The show will feature 93 objects, including 35 important paintings, three of which have never appeared in the U.S. before:

• Caravaggio’s “The Crowning With Thorns,” a brooding image of Christ being tortured, painted in 1602-04.

• Hans Holbein’s 1536 portrait of Jane Seymour, the third wife of England’s Henry VIII.

• Correggio’s “Jupiter and Io,” a luscious 1530 image of a nude beauty (Io) being embraced by a furry cloud (Jupiter) that scholarly wags sometimes dub the sexiest “old master” picture in Europe.

“It is one of the most erotic paintings in Western art,” Feldman said.

The show will be divided into three sections, each introduced by a dramatic tableau setting up a period in Habsburg history. The first will evoke a late-medieval/early Renaissance joust featuring suits of armor displayed on horse mannequins. Dating from about 1450 to the 1600s when the Habsburgs were consolidating power, that section will include sabers, armor, tapestries and paintings.

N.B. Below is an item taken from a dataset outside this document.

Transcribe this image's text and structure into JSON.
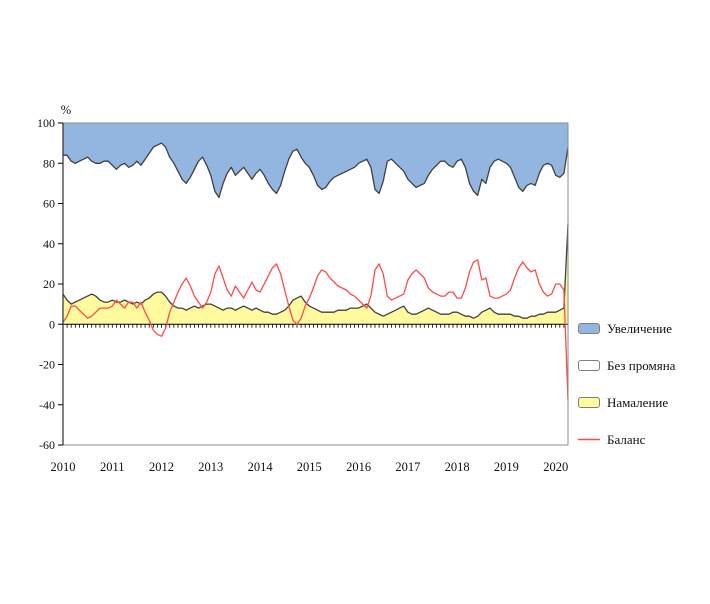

The second section, spanning the Golden Age of 17th and 18th century baroque art, will be introduced by a hand-carved sleigh and the 1750 carriage of Marie Antoinette’s mother, the Empress Maria Theresa. It includes objects of carved ivory, bejeweled crucifixes, luxurious religious vestments, major paintings and sculptures.

The third section, “Twilight of the Empire,” begins with a tableau of 19th century uniforms, coronation robes and evening gowns.

“We jokingly call the horse mannequins ‘horsequins,’ ” Feldman said. “And though we own one of our own, we were told we have to use theirs because they have detachable ears and movable jaws so you can put their regalia on them.”

The museum had to borrow six of the horsequins — two for armor displayed in the joust, two for the 1750 carriage and two for the gilded sleigh.

“We are cheating a bit though because no self-respecting Habsburg would ride in a carriage pulled by only two horses,” Feldman said.